The team compared where people looked while planning and while speaking, and then linked those eye patterns to the meanings of the sentences produced. Strong parallels emerged across languages: similar sentence meanings were paired with similar eye-movement sequences, even when word order and syntax differed. Syntactic structure influenced gaze in predictable ways, but only briefly and mainly within a single language during the earliest planning moments.

This work matters because it suggests there is a common, language-agnostic representational layer that guides how we translate what we see into what we say. If vision supplies a stable semantic scaffold, then language-specific rules are applied on top of that scaffold to shape linear speech. Follow the full article to explore how these findings reshape ideas about human communication, learning, and inclusive design of tools that rely on shared visual understanding.
Abstract
A central question in cognition is how representations are integrated across different modalities, such as language and vision.
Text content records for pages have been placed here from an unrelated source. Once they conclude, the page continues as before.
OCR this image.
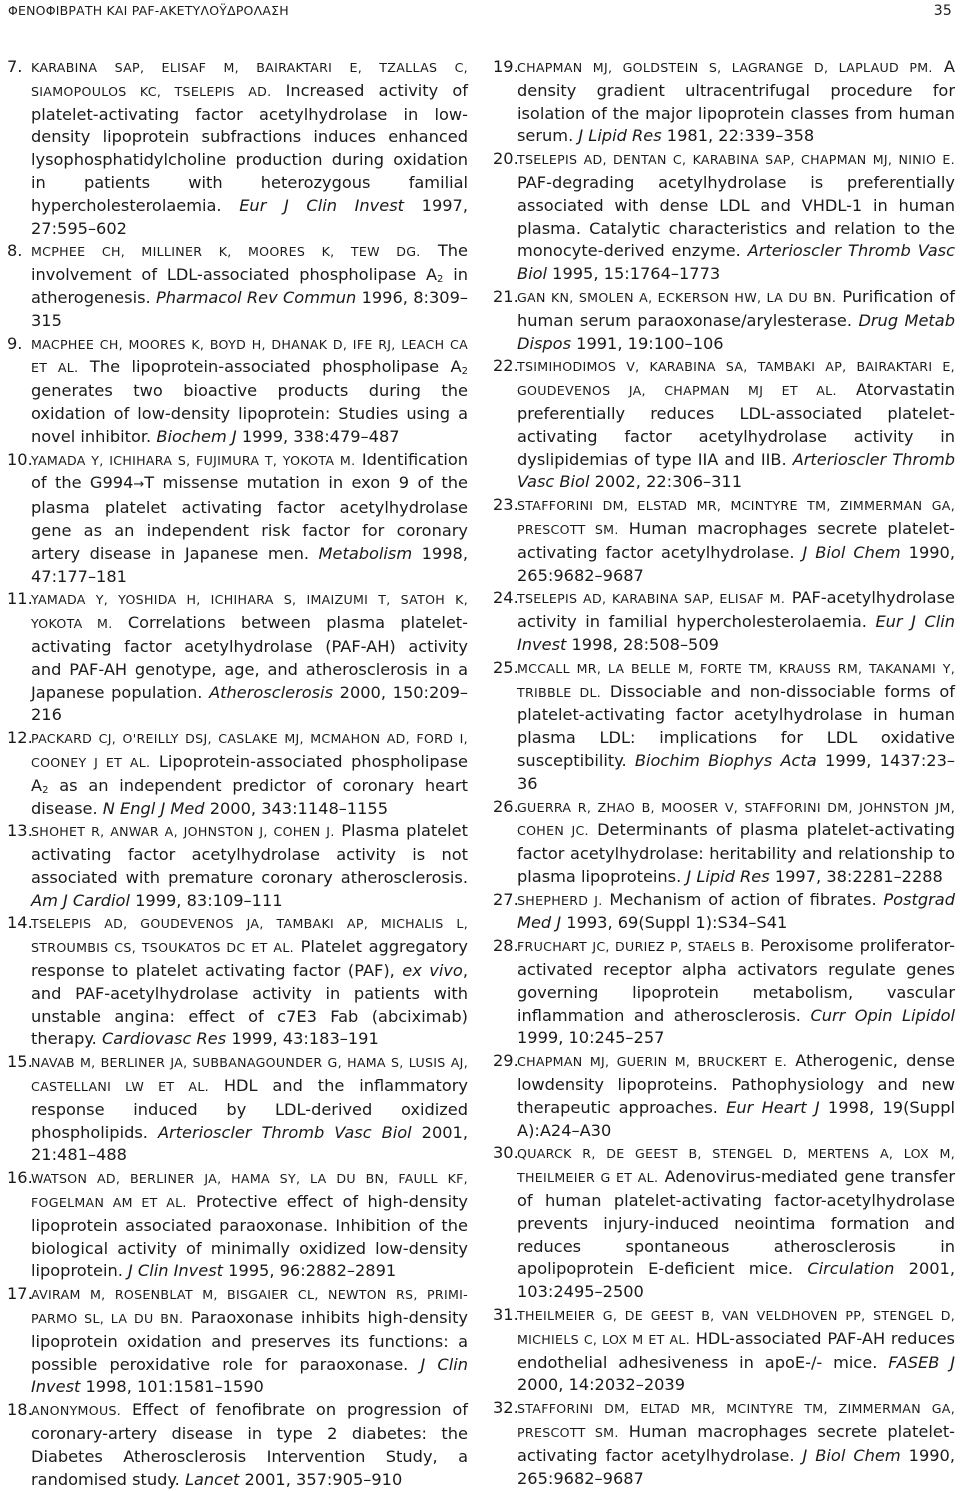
ΦΕΝΟΦΙΒΡΑΤΗ ΚΑΙ PAF-ΑΚΕΤΥΛΟΫΔΡΟΛΑΣΗ	35

7. KARABINA SAP, ELISAF M, BAIRAKTARI E, TZALLAS C, SIAMOPOULOS KC, TSELEPIS AD. Increased activity of platelet-activating factor acetylhydrolase in low-density lipoprotein subfractions induces enhanced lysophosphatidylcholine production during oxidation in patients with heterozygous familial hypercholesterolaemia. Eur J Clin Invest 1997, 27:595–602

8. MCPHEE CH, MILLINER K, MOORES K, TEW DG. The involvement of LDL-associated phospholipase $A_2$ in atherogenesis. Pharmacol Rev Commun 1996, 8:309–315

9. MACPHEE CH, MOORES K, BOYD H, DHANAK D, IFE RJ, LEACH CA ET AL. The lipoprotein-associated phospholipase $A_2$ generates two bioactive products during the oxidation of low-density lipoprotein: Studies using a novel inhibitor. Biochem J 1999, 338:479–487

10.
YAMADA Y, ICHIHARA S, FUJIMURA T, YOKOTA M. Identification of the G994→T missense mutation in exon 9 of the plasma platelet activating factor acetylhydrolase gene as an independent risk factor for coronary artery disease in Japanese men. Metabolism 1998, 47:177–181

11.
YAMADA Y, YOSHIDA H, ICHIHARA S, IMAIZUMI T, SATOH K, YOKOTA M. Correlations between plasma platelet-activating factor acetylhydrolase (PAF-AH) activity and PAF-AH genotype, age, and atherosclerosis in a Japanese population. Atherosclerosis 2000, 150:209–216

12.
PACKARD CJ, O'REILLY DSJ, CASLAKE MJ, MCMAHON AD, FORD I, COONEY J ET AL. Lipoprotein-associated phospholipase $A_2$ as an independent predictor of coronary heart disease. N Engl J Med 2000, 343:1148–1155

13.
SHOHET R, ANWAR A, JOHNSTON J, COHEN J. Plasma platelet activating factor acetylhydrolase activity is not associated with premature coronary atherosclerosis. Am J Cardiol 1999, 83:109–111

14.
TSELEPIS AD, GOUDEVENOS JA, TAMBAKI AP, MICHALIS L, STROUMBIS CS, TSOUKATOS DC ET AL. Platelet aggregatory response to platelet activating factor (PAF), ex vivo, and PAF-acetylhydrolase activity in patients with unstable angina: effect of c7E3 Fab (abciximab) therapy. Cardiovasc Res 1999, 43:183–191

15.
NAVAB M, BERLINER JA, SUBBANAGOUNDER G, HAMA S, LUSIS AJ, CASTELLANI LW ET AL. HDL and the inflammatory response induced by LDL-derived oxidized phospholipids. Arterioscler Thromb Vasc Biol 2001, 21:481–488

16.
WATSON AD, BERLINER JA, HAMA SY, LA DU BN, FAULL KF, FOGELMAN AM ET AL. Protective effect of high-density lipoprotein associated paraoxonase. Inhibition of the biological activity of minimally oxidized low-density lipoprotein. J Clin Invest 1995, 96:2882–2891

17.
AVIRAM M, ROSENBLAT M, BISGAIER CL, NEWTON RS, PRIMI-PARMO SL, LA DU BN. Paraoxonase inhibits high-density lipoprotein oxidation and preserves its functions: a possible peroxidative role for paraoxonase. J Clin Invest 1998, 101:1581–1590

18.
ANONYMOUS. Effect of fenofibrate on progression of coronary-artery disease in type 2 diabetes: the Diabetes Atherosclerosis Intervention Study, a randomised study. Lancet 2001, 357:905–910

19.
CHAPMAN MJ, GOLDSTEIN S, LAGRANGE D, LAPLAUD PM. A density gradient ultracentrifugal procedure for isolation of the major lipoprotein classes from human serum. J Lipid Res 1981, 22:339–358

20.
TSELEPIS AD, DENTAN C, KARABINA SAP, CHAPMAN MJ, NINIO E. PAF-degrading acetylhydrolase is preferentially associated with dense LDL and VHDL-1 in human plasma. Catalytic characteristics and relation to the monocyte-derived enzyme. Arterioscler Thromb Vasc Biol 1995, 15:1764–1773

21.
GAN KN, SMOLEN A, ECKERSON HW, LA DU BN. Purification of human serum paraoxonase/arylesterase. Drug Metab Dispos 1991, 19:100–106

22.
TSIMIHODIMOS V, KARABINA SA, TAMBAKI AP, BAIRAKTARI E, GOUDEVENOS JA, CHAPMAN MJ ET AL. Atorvastatin preferentially reduces LDL-associated platelet-activating factor acetylhydrolase activity in dyslipidemias of type IIA and IIB. Arterioscler Thromb Vasc Biol 2002, 22:306–311

23.
STAFFORINI DM, ELSTAD MR, MCINTYRE TM, ZIMMERMAN GA, PRESCOTT SM. Human macrophages secrete platelet-activating factor acetylhydrolase. J Biol Chem 1990, 265:9682–9687

24.
TSELEPIS AD, KARABINA SAP, ELISAF M. PAF-acetylhydrolase activity in familial hypercholesterolaemia. Eur J Clin Invest 1998, 28:508–509

25.
MCCALL MR, LA BELLE M, FORTE TM, KRAUSS RM, TAKANAMI Y, TRIBBLE DL. Dissociable and non-dissociable forms of platelet-activating factor acetylhydrolase in human plasma LDL: implications for LDL oxidative susceptibility. Biochim Biophys Acta 1999, 1437:23–36

26.
GUERRA R, ZHAO B, MOOSER V, STAFFORINI DM, JOHNSTON JM, COHEN JC. Determinants of plasma platelet-activating factor acetylhydrolase: heritability and relationship to plasma lipoproteins. J Lipid Res 1997, 38:2281–2288

27.
SHEPHERD J. Mechanism of action of fibrates. Postgrad Med J 1993, 69(Suppl 1):S34–S41

28.
FRUCHART JC, DURIEZ P, STAELS B. Peroxisome proliferator-activated receptor alpha activators regulate genes governing lipoprotein metabolism, vascular inflammation and atherosclerosis. Curr Opin Lipidol 1999, 10:245–257

29.
CHAPMAN MJ, GUERIN M, BRUCKERT E. Atherogenic, dense lowdensity lipoproteins. Pathophysiology and new therapeutic approaches. Eur Heart J 1998, 19(Suppl A):A24–A30

30.
QUARCK R, DE GEEST B, STENGEL D, MERTENS A, LOX M, THEILMEIER G ET AL. Adenovirus-mediated gene transfer of human platelet-activating factor-acetylhydrolase prevents injury-induced neointima formation and reduces spontaneous atherosclerosis in apolipoprotein E-deficient mice. Circulation 2001, 103:2495–2500

31.
THEILMEIER G, DE GEEST B, VAN VELDHOVEN PP, STENGEL D, MICHIELS C, LOX M ET AL. HDL-associated PAF-AH reduces endothelial adhesiveness in apoE-/- mice. FASEB J 2000, 14:2032–2039

32.
STAFFORINI DM, ELTAD MR, MCINTYRE TM, ZIMMERMAN GA, PRESCOTT SM. Human macrophages secrete platelet-activating factor acetylhydrolase. J Biol Chem 1990, 265:9682–9687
One prominent hypothesis posits the existence of an abstract, prelinguistic “language of vision” as a representational system that organizes meaning compositionally, enabling cross-modal integration. This hypothesis predicts that the language of vision operates universally, independent of linguistic surface features such as word order. We conducted eye-tracking experiments where participants described visual scenes in English, Portuguese, and Japanese. By analyzing spoken descriptions alongside eye-movement sequences divided into planning and articulation phases, we demonstrate that semantic similarity between sentences strongly predicts the similarity of associated scan patterns in all three languages, even across scenes and between sentences in different languages. In contrast, the effect of syntactic constraints was secondary and transient: it was restricted to within-language and within-scene comparisons, and temporally confined to the early planning phase of the utterance. Our findings support an interactive account of cross-modal coordination in which a universal language of vision provides stable semantic scaffolding, while syntax serves as a local constraint, primarily active during message linearization.